En 1980 ya se contaba con una plantilla de
25 personas y una producción aproximada de 12.000 instrumentos al año. La ampliación que se había realizado unos años antes en el viejo local ya no era suficiente. Las expectativas eran de seguir creciendo en el corto plazo y no se desaprovechó la oportunidad de trasladarse a sus actuales instalaciones en el Polígono de la Fuente del Jarro (Paterna), las cuales fueron especialmente acondicionadas para la construcción de las guitarras. La inversión mereció la pena y en pocos años el crecimiento fue espectacular. El porcentaje de la producción que se exportaba también creció de manera considerable desde los primeros años de presencia en Frankfurt y como reconocimiento a este esfuerzo llegó el primer premio en 1981, el Premio a la Exportación entregado por la Cámara de Comercio.
En 1984 fue cuando "Raimundo" expuso por primera vez en la feria de Los Ángeles. Por estas fechas más del 60% de la producción era exportada a países como Alemania, Francia, Japón, Italia, Gran Bretaña, Grecia, Portugal, Turquía, Bélgica, Dinamarca, Holanda, Austria... Con la demanda que se logró y los nuevos contactos que se realizaron en Estados Unidos y Sur América, se pudo incrementar de nuevo la producción y la plantilla. Una vez más, las instalaciones se quedaron pequeñas y en 1988 se realizó una primera ampliación acondicionándola especialmente para las secciones de acabado y embalaje, con lo que se logró una sustancial mejora en la terminación de las guitarras.
Fue en 1993 cuando se obtuvo el Premio a la Calidad, otorgado por el IMPIVA. Quizás este sea el premio del que estamos más orgullosos, ya que para nosotros vino a reconocer el esfuerzo que se estaba realizando durante muchos años en este tema. Las nuevas incorporaciones a la plantilla volvieron a hacerse necesarias, así como una segunda ampliación de las instalaciones, por lo que 1995 se construyeron dos nuevas plantas donde se ubicaron las secciones de lija y pulimento, lo que volvió a ayudar a mejorar la calidad de los instrumentos.

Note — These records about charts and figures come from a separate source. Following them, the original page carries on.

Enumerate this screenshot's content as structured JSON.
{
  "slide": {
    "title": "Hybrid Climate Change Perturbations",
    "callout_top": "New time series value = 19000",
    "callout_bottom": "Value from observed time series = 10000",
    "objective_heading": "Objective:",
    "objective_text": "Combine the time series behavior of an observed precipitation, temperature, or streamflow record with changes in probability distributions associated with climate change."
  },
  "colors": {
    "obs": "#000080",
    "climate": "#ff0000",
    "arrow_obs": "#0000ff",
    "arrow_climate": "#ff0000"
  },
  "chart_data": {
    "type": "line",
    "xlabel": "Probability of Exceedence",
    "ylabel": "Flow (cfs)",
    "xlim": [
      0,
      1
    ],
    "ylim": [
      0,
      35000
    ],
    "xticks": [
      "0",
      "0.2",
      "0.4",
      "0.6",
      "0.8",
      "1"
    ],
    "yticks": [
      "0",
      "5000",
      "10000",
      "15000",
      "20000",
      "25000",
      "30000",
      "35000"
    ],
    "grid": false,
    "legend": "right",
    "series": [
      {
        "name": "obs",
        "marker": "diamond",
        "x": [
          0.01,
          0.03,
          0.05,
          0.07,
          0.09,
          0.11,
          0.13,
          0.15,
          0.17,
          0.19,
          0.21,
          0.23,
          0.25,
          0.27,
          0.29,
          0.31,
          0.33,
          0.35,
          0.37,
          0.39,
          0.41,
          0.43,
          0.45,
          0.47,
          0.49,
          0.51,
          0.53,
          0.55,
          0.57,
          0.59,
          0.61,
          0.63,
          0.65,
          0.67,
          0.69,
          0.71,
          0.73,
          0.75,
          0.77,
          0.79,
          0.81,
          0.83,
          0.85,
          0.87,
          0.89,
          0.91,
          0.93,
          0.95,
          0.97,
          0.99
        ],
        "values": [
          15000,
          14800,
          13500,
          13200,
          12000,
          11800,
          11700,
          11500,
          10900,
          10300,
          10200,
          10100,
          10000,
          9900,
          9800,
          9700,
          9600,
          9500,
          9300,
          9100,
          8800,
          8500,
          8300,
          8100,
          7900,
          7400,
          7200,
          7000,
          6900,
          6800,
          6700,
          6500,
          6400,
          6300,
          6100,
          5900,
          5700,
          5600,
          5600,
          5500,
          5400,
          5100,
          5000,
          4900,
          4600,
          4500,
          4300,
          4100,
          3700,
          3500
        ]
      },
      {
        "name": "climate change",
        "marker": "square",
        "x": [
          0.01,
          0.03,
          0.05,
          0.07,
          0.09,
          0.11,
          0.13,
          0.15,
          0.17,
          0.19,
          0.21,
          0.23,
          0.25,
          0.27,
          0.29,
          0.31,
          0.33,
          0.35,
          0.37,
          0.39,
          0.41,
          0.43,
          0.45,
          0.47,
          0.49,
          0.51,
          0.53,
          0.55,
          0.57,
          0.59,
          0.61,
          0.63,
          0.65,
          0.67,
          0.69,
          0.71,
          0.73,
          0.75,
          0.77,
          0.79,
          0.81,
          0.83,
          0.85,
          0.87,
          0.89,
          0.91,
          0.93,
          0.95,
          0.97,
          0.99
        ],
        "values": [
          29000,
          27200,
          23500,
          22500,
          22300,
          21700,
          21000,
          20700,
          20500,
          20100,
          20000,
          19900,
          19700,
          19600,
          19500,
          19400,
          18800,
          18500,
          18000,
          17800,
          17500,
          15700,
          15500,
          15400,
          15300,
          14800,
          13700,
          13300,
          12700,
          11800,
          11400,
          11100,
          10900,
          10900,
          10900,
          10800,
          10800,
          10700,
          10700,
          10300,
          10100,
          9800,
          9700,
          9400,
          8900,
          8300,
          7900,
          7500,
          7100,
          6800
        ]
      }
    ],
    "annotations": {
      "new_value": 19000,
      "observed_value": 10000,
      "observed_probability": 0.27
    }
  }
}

En la actualidad se cuenta con una plantilla de 42 personas, muchas de los cuales llevan trabajando para la empresa más de 25 años. La producción actual es de 20.000 unidades al año, de las cuales más del 90% se exportan a todo el mundo y contamos con unas instalaciones de 3.000 m² .

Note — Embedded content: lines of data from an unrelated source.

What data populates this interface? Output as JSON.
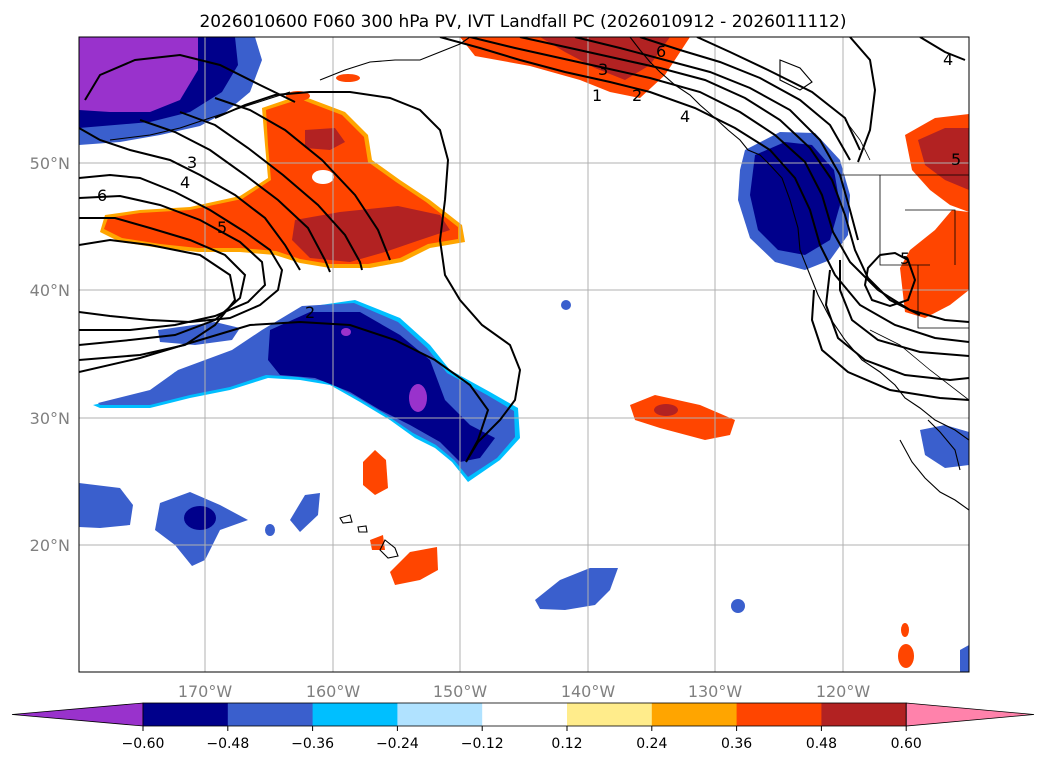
{
  "title": "2026010600 F060 300 hPa PV, IVT Landfall PC (2026010912 - 2026011112)",
  "lat_labels": [
    "50°N",
    "40°N",
    "30°N",
    "20°N"
  ],
  "lon_labels": [
    "170°W",
    "160°W",
    "150°W",
    "140°W",
    "130°W",
    "120°W"
  ],
  "colorbar": {
    "ticks": [
      "−0.60",
      "−0.48",
      "−0.36",
      "−0.24",
      "−0.12",
      "0.12",
      "0.24",
      "0.36",
      "0.48",
      "0.60"
    ],
    "colors": [
      "#9932cc",
      "#00008b",
      "#3a5fcd",
      "#00bfff",
      "#b0e2ff",
      "#ffffff",
      "#ffec8b",
      "#ffa500",
      "#ff4500",
      "#b22222",
      "#ff82ab"
    ]
  },
  "contour_labels": [
    "6",
    "3",
    "2",
    "1",
    "4",
    "3",
    "4",
    "5",
    "6",
    "5",
    "2",
    "4",
    "5"
  ]
}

Pero pese a este crecimiento constante, la manera de construir nuestras guitarras no ha variado significativamente durante todos estos años. Y esto no es casualidad. Para nosotros es un orgullo poder afirmar que toda nuestra producción continúa siendo totalmente artesanal y que el trabajo a mano sigue estando presente durante todo el proceso de fabricación nuestras guitarras.
Nos gusta pensar que nunca hemos hecho dos instrumentos exactamente iguales, cada uno es diferente al anterior. Esta es nuestra característica principal: SOMOS ARTESANOS. Prueba de esto es el Premio a la Artesanía Comercial (1991), El Premio de Artesanía de la Cámara de Comercio (1993) y el Premio NOVA a la Artesanía otorgado recientemente por la Consellería de Empresa (2005). El amor que sólo las manos de nuestros artesanos pueden dar a la madera es nuestro principal activo, lo que hace diferente a nuestras guitarras del resto, lo que ha hecho que "Guitarras Raimundo" llegue y sea conocida en todo el mundo.